A couple of weeks ago my friend Alex, with whom I’ve been sharing plant knowledge and good foraging spots, introduced me to the young shoots of Solomon’s Seal (or is it False Solomon’s Seal? I’m not sure, but they’re both edible). The raw flavor is very good–a bit of asparagus, a strong hint of sweet peas, delectably crisp, with a bit of an acrid aftertaste that’s reduced by cooking. We’ve been giving them a brief boil, often with some ostrich fern fiddleheads in the same pan, then finishing them with a little wild leek compound butter, salt, and a squeeze of lemon. It’s delicious. Solomon’s Seal takes a while to establish, so it’s best only to harvest from dense colonies, and to be restrained in how much you take. Fortunately, it’s been popping up all over in nearly every area I regularly walk, so we’ve been able to eat a little every day.
Last year I found one little patch of sochan (i.e., cutleaf coneflower), and it helped save our What Got Gathered launch dinner. The night before, I realized that we probably didn’t have enough plant matter for our acorn polenta-with-wild-greens dish. Around two in the morning, I biked to the sochan patch and harvested plenty with ease; by June the leaves were big enough to provide abundant food very swiftly, with an excellent flavor, friendly to the palate.
This year I’m seeing sochan everywhere, in patches covering sizeable chunks of prairie and shoreline. It was an important plant to indigenous populations, largely because it provides so much food throughout pretty much the entire growing season, with a second rosette of basal leaves bursting out in the fall. It’s going to become a central wild food for me.
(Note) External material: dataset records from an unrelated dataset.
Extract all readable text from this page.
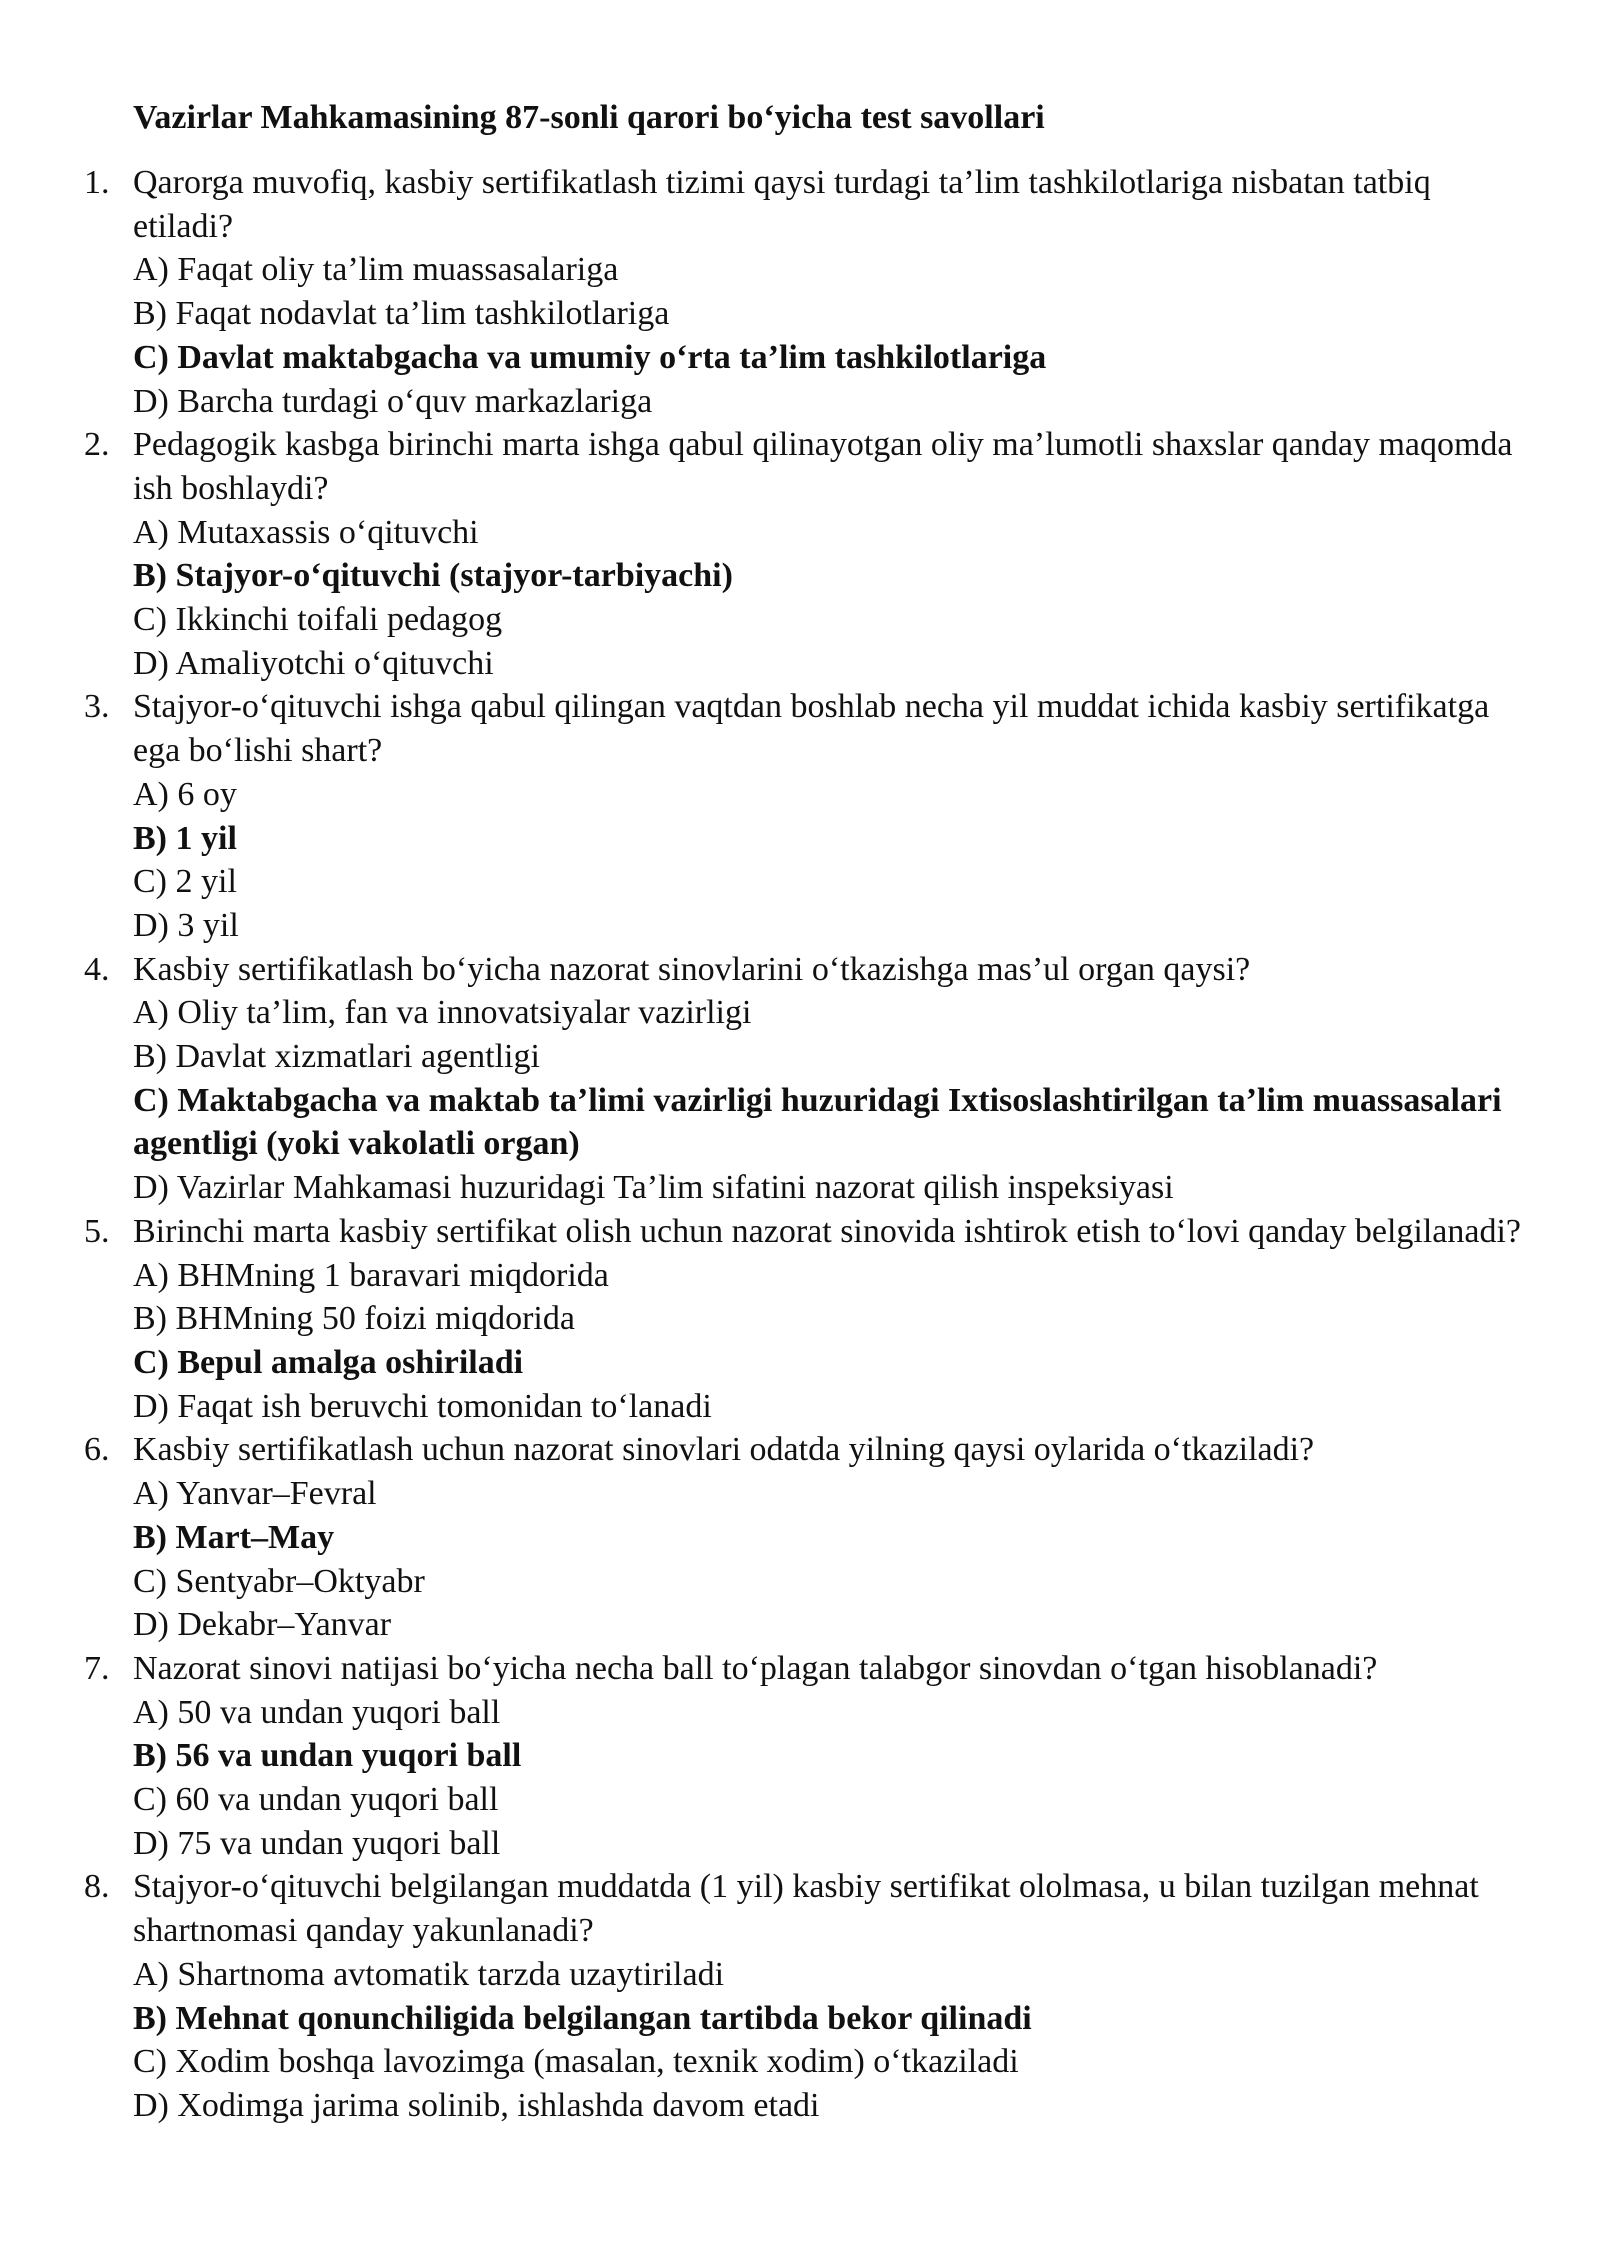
Vazirlar Mahkamasining 87-sonli qarori bo‘yicha test savollari
1. Qarorga muvofiq, kasbiy sertifikatlash tizimi qaysi turdagi ta’lim tashkilotlariga nisbatan tatbiq etiladi?
A) Faqat oliy ta’lim muassasalariga
B) Faqat nodavlat ta’lim tashkilotlariga
C) Davlat maktabgacha va umumiy o‘rta ta’lim tashkilotlariga
D) Barcha turdagi o‘quv markazlariga
2. Pedagogik kasbga birinchi marta ishga qabul qilinayotgan oliy ma’lumotli shaxslar qanday maqomda ish boshlaydi?
A) Mutaxassis o‘qituvchi
B) Stajyor-o‘qituvchi (stajyor-tarbiyachi)
C) Ikkinchi toifali pedagog
D) Amaliyotchi o‘qituvchi
3. Stajyor-o‘qituvchi ishga qabul qilingan vaqtdan boshlab necha yil muddat ichida kasbiy sertifikatga ega bo‘lishi shart?
A) 6 oy
B) 1 yil
C) 2 yil
D) 3 yil
4. Kasbiy sertifikatlash bo‘yicha nazorat sinovlarini o‘tkazishga mas’ul organ qaysi?
A) Oliy ta’lim, fan va innovatsiyalar vazirligi
B) Davlat xizmatlari agentligi
C) Maktabgacha va maktab ta’limi vazirligi huzuridagi Ixtisoslashtirilgan ta’lim muassasalari agentligi (yoki vakolatli organ)
D) Vazirlar Mahkamasi huzuridagi Ta’lim sifatini nazorat qilish inspeksiyasi
5. Birinchi marta kasbiy sertifikat olish uchun nazorat sinovida ishtirok etish to‘lovi qanday belgilanadi?
A) BHMning 1 baravari miqdorida
B) BHMning 50 foizi miqdorida
C) Bepul amalga oshiriladi
D) Faqat ish beruvchi tomonidan to‘lanadi
6. Kasbiy sertifikatlash uchun nazorat sinovlari odatda yilning qaysi oylarida o‘tkaziladi?
A) Yanvar–Fevral
B) Mart–May
C) Sentyabr–Oktyabr
D) Dekabr–Yanvar
7. Nazorat sinovi natijasi bo‘yicha necha ball to‘plagan talabgor sinovdan o‘tgan hisoblanadi?
A) 50 va undan yuqori ball
B) 56 va undan yuqori ball
C) 60 va undan yuqori ball
D) 75 va undan yuqori ball
8. Stajyor-o‘qituvchi belgilangan muddatda (1 yil) kasbiy sertifikat ololmasa, u bilan tuzilgan mehnat shartnomasi qanday yakunlanadi?
A) Shartnoma avtomatik tarzda uzaytiriladi
B) Mehnat qonunchiligida belgilangan tartibda bekor qilinadi
C) Xodim boshqa lavozimga (masalan, texnik xodim) o‘tkaziladi
D) Xodimga jarima solinib, ishlashda davom etadi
It just goes on and on: we’ve been gathering lots of wild leek (ramps), Virginia waterleaf, dandelion, cat’s ear, fern fiddleheads, young wild lettuce, nettles and cleavers, as well as the first pheasant back mushrooms, with morel season coming on right about now. Today I saw the first tiny milkweed shoots, the sign of the next phase of the season. With each year’s foraging, I increasingly live time like this.